ここって天国?BLの世界に転生しました!

ナナシ

お揃い

んん~…


マリーは明るい陽射しに目を覚ますと…


「おはよう…マリー」


目の前には美少年のお兄様が幸せそうに微笑んで見つめていた…


ここは天国か?


マリーは一瞬自分の立ち位置がわからなくなり固まる。


「マリー?どうしたの?」


そんな私にお兄様は綺麗な眉を少し下げて心配そうにおでこを撫でた。


「熱は…ないね。
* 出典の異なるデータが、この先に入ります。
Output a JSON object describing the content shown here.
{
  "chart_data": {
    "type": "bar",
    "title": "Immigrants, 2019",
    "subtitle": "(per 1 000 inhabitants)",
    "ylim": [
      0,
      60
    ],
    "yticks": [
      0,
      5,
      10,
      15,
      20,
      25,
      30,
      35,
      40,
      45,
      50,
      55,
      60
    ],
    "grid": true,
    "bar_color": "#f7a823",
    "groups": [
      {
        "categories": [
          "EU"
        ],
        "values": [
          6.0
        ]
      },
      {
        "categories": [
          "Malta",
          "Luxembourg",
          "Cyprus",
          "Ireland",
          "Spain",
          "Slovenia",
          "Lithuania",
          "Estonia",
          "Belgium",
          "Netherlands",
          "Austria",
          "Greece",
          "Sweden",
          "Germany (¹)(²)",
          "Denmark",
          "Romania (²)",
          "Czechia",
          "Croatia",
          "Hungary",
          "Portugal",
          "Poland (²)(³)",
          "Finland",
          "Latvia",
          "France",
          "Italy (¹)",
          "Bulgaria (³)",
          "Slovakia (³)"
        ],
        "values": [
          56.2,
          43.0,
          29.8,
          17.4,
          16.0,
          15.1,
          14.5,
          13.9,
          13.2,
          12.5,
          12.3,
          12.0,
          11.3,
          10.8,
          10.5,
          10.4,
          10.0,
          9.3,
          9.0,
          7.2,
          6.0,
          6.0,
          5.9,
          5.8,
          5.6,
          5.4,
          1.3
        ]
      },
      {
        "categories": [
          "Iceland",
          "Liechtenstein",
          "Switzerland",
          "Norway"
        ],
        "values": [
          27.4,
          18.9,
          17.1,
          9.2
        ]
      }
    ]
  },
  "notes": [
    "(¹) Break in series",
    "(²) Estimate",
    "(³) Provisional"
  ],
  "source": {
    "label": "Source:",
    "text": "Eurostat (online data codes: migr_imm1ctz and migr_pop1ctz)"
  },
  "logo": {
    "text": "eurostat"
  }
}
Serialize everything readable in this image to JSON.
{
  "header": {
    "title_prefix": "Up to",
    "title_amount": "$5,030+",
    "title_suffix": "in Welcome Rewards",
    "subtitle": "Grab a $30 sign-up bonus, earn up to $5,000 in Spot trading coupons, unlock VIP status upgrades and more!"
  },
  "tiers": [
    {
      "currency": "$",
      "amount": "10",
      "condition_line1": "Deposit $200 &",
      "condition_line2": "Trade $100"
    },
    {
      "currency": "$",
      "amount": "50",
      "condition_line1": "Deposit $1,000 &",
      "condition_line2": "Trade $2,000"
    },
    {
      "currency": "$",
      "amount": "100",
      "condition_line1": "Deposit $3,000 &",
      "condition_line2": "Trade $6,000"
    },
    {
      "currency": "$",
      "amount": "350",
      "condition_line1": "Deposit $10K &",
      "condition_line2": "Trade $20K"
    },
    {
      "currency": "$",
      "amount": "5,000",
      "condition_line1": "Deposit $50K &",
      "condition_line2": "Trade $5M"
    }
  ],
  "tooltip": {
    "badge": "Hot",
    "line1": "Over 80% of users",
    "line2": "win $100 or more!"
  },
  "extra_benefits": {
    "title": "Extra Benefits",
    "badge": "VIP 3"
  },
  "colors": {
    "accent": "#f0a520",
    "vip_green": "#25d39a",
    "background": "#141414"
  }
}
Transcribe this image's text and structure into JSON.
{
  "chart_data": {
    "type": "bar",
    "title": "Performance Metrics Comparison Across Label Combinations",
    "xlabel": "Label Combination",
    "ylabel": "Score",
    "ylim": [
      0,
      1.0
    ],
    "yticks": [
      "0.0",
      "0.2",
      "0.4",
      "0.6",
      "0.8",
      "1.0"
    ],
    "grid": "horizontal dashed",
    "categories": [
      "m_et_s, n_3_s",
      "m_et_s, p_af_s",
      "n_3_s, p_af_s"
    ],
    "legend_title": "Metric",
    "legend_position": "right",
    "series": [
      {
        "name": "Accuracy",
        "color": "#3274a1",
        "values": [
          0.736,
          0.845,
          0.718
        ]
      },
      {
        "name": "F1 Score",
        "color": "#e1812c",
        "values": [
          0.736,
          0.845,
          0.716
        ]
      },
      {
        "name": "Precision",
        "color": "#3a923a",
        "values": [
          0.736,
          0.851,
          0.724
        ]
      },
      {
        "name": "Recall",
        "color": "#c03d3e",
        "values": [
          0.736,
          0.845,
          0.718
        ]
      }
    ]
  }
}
気分でも悪い?」


誰か呼ぼうかとお兄様が立ち上がろうとすると…


「だ、だいじょぶ、お兄しゃま…おはよー」


兄ににっこりと笑いかけると、ほっとした顔をした後また微笑んで挨拶を返してくれた。


驚いた…そうだった昨日は一緒に寝たんだったなぁ~


せっかくテオドールお兄様の寝顔を拝顔しようと思ったのに…まぁ朝からあのスマイルが見れたからいいとしよう。


あー早くあの笑顔を王子と主人公に見せてあげたいなぁ~


マリーはそんな事を考えながらモゾモゾと服を脱ぐ…


そんな様子をテオドールはじっと見ていると


「マリーは自分で服を着替えるのかい?」


そんな事を聞いてきた。


「えっ?」


私は兄を見ると…テオドールが近づいてくる、そして服を掴むと脱がし始めた。


「お兄しゃま?」


「マリーはまだ小さいんだから着替えば私が手伝ってあげるよ」


嬉しそうにボタンを丁寧に外していくと


「じ、じぶんでやるの!」


テオドールお兄様にそんな事をさせられない!


慌てて手を退かせる。


「マリーは…私に甘えてきてくれないんだね…」


テオドールの行き場の失った手がストンと下に落ちた。


そ、そんな、妹の着替えが出来ないくらいでそんなに落ち込む?


マリーは悲しそうな兄の顔に慌ててその手を取ると


「や、やっぱり…お兄しゃまにおきがえしてもらおうかにゃ~」


伺うように下から覗き込むと…


「喜んでお姫様」


さっきまでの悲しそうな顔が一変してキラキラと輝くような笑顔を見せる…


私はほっとしてなすがままにお兄様に着替えをさせてもらった。


お兄様の服のこだわりは半端なく…リアズさんに色々と指示を出して何着か服を持ってこさせる。


「うーん…マリーにはこの色の方が似合うかな…いや、マリーは何色でも合うから…」


真剣に服と向き合いなんかブツブツと喋っている。


私なんか服なんざ着れりゃいいと思うんだけどなぁ…そんなのにお金を使うなら…推しやゲームに使いたい!


ベッドに座ったまま足を動かして暇そうに待っていると…


「ねぇマリーはどっちがいいかな?」


どうやらお兄様は最終的に二択までに絞ったようだ。


青い服と黄色い服を持って笑って立っている。


あっあの青ってテオドール様のイメージカラーだな…


そんな事を思い出して、私は青い服を指さすと


「お兄しゃまとおしょろいのこっち…」


そう言うとお兄様は何も言わずに固まっている。


「お兄しゃま?」


どうしたのかと兄のところまで行ってつんつんと服を引っ張ると…


「あっ…うん。私とお揃いにしようね」


ギュッと抱きしめて今まで一番の笑顔を見せた。